We can't change our emotion from happy to 'normal' or sad to 'normal' in an instant, just as we can't change our height or weight or skin color in an instant. We can change our emotion or feeling if there is a strong enough trigger, but even the strongest trigger won't necessarily work if we are already holed up in our own little world. Feelings, emotions, they wane off. Nothing last forever, no matter how hard you try to hold on to them (but if the feeling/emotion does stay, you might have a pathological issue). All we can do is ride them off until it doesn't matter anymore and we can 'snap' out of it.
As much as I want to say that it is a sign of weakness, it is not. Being sad, being hurt, being physically and/or emotionally overwhelmed is a valid enough reason to went into the chute, the abyss of desperation. Heck, you feel you. We don't need to explain or apologize or make excuse on how we really feel. We can talk about it to make us feel better and to not alienate our love ones, but no excuses needed. Discussion, not excuses, just as Hallows, not Horcruxes. But sometimes, when you can't even bring yourself to talk, rejoice in your silence. It is ok to be depressed.

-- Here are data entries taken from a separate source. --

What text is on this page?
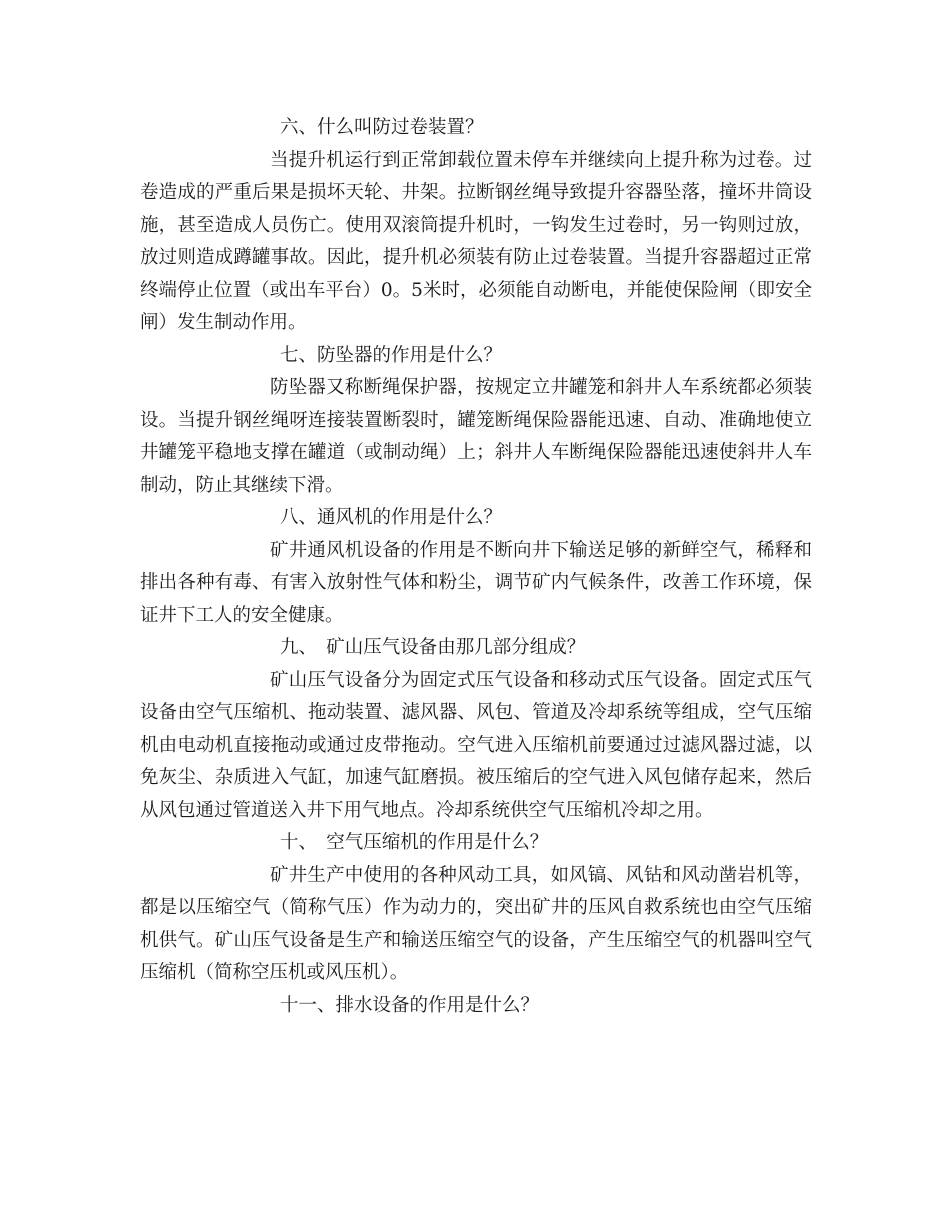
六、什么叫防过卷装置？

当提升机运行到正常卸载位置未停车并继续向上提升称为过卷。过卷造成的严重后果是损坏天轮、井架。拉断钢丝绳导致提升容器坠落，撞坏井筒设施，甚至造成人员伤亡。使用双滚筒提升机时，一钩发生过卷时，另一钩则过放，放过则造成蹲罐事故。因此，提升机必须装有防止过卷装置。当提升容器超过正常终端停止位置（或出车平台）0。5米时，必须能自动断电，并能使保险闸（即安全闸）发生制动作用。

七、防坠器的作用是什么？

防坠器又称断绳保护器，按规定立井罐笼和斜井人车系统都必须装设。当提升钢丝绳呀连接装置断裂时，罐笼断绳保险器能迅速、自动、准确地使立井罐笼平稳地支撑在罐道（或制动绳）上；斜井人车断绳保险器能迅速使斜井人车制动，防止其继续下滑。

八、通风机的作用是什么？

矿井通风机设备的作用是不断向井下输送足够的新鲜空气，稀释和排出各种有毒、有害入放射性气体和粉尘，调节矿内气候条件，改善工作环境，保证井下工人的安全健康。

九、　矿山压气设备由那几部分组成？

矿山压气设备分为固定式压气设备和移动式压气设备。固定式压气设备由空气压缩机、拖动装置、滤风器、风包、管道及冷却系统等组成，空气压缩机由电动机直接拖动或通过皮带拖动。空气进入压缩机前要通过过滤风器过滤，以免灰尘、杂质进入气缸，加速气缸磨损。被压缩后的空气进入风包储存起来，然后从风包通过管道送入井下用气地点。冷却系统供空气压缩机冷却之用。

十、　空气压缩机的作用是什么？

矿井生产中使用的各种风动工具，如风镐、风钻和风动凿岩机等，都是以压缩空气（简称气压）作为动力的，突出矿井的压风自救系统也由空气压缩机供气。矿山压气设备是生产和输送压缩空气的设备，产生压缩空气的机器叫空气压缩机（简称空压机或风压机）。

十一、排水设备的作用是什么？
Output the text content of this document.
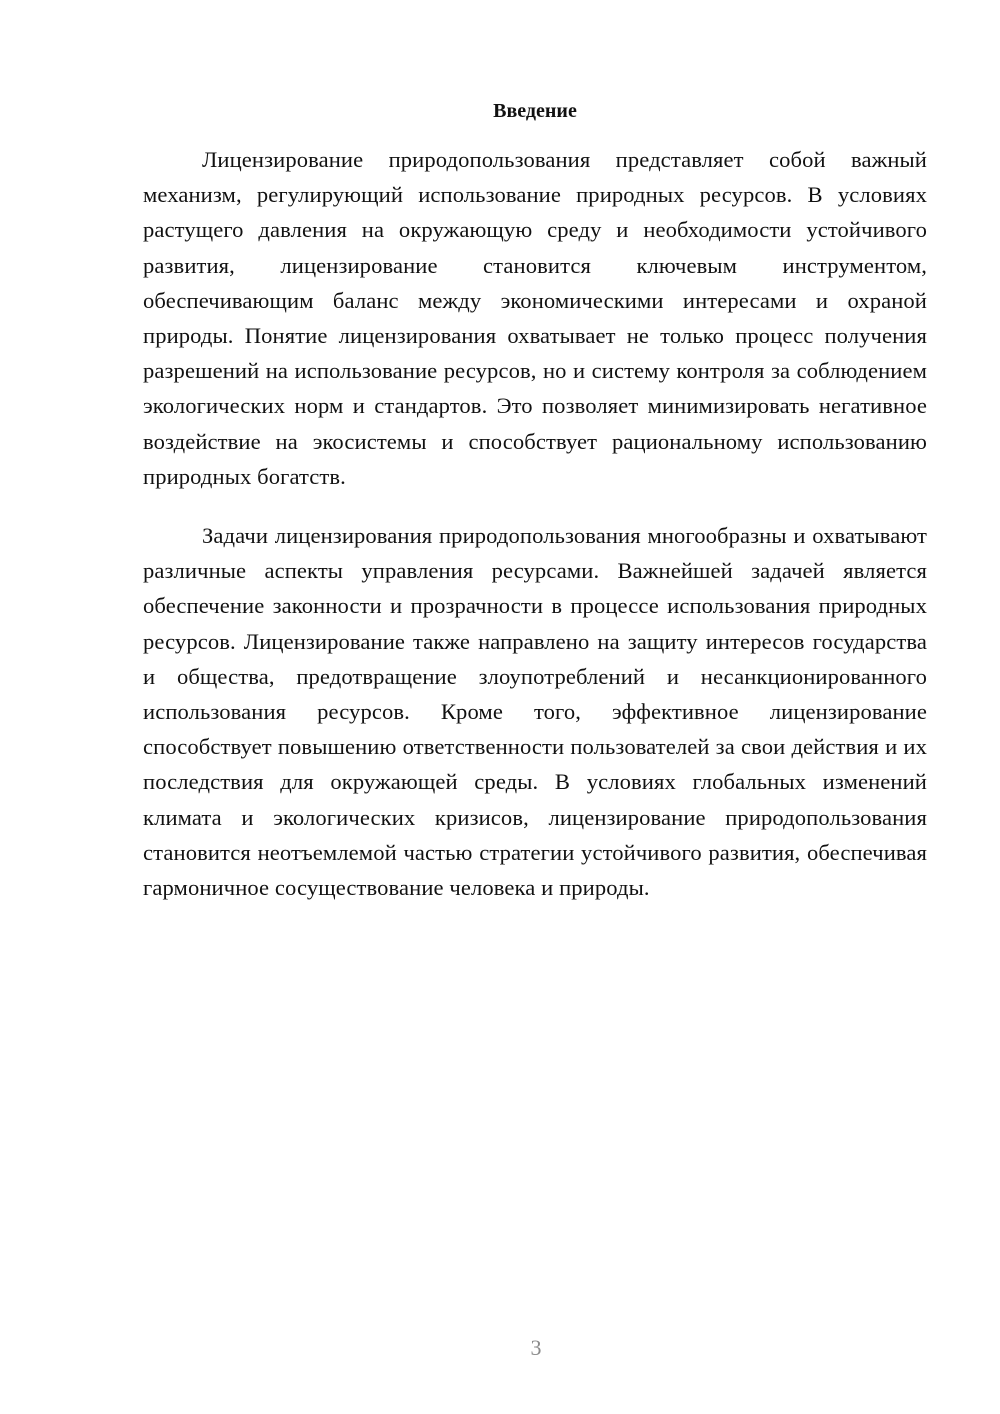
Введение

Лицензирование природопользования представляет собой важный механизм, регулирующий использование природных ресурсов. В условиях растущего давления на окружающую среду и необходимости устойчивого развития, лицензирование становится ключевым инструментом, обеспечивающим баланс между экономическими интересами и охраной природы. Понятие лицензирования охватывает не только процесс получения разрешений на использование ресурсов, но и систему контроля за соблюдением экологических норм и стандартов. Это позволяет минимизировать негативное воздействие на экосистемы и способствует рациональному использованию природных богатств.

Задачи лицензирования природопользования многообразны и охватывают различные аспекты управления ресурсами. Важнейшей задачей является обеспечение законности и прозрачности в процессе использования природных ресурсов. Лицензирование также направлено на защиту интересов государства и общества, предотвращение злоупотреблений и несанкционированного использования ресурсов. Кроме того, эффективное лицензирование способствует повышению ответственности пользователей за свои действия и их последствия для окружающей среды. В условиях глобальных изменений климата и экологических кризисов, лицензирование природопользования становится неотъемлемой частью стратегии устойчивого развития, обеспечивая гармоничное сосуществование человека и природы.

3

Since winter is approaching, this might be an issue for a lot of people. I can feel myself (and my sanity) being dragged deeper and deeper in my desperation every passing day. It is funny I never realize how dependent I am with the sun, or scientifically, to vitamin D3. Some say taking additional Vitamin D3 might ease the winter blues (such romantic name for such uncool and horrifying time of the year), but do take them responsibly. Just talking to you readers like this already making me feel better. I still feel like the world is coming to an end, but I don't really give a sh*t about that anymore. Stay warm dear reader, and stay sunny. Winter can't last forever, nor our sadness and desperation. We'll be just fine.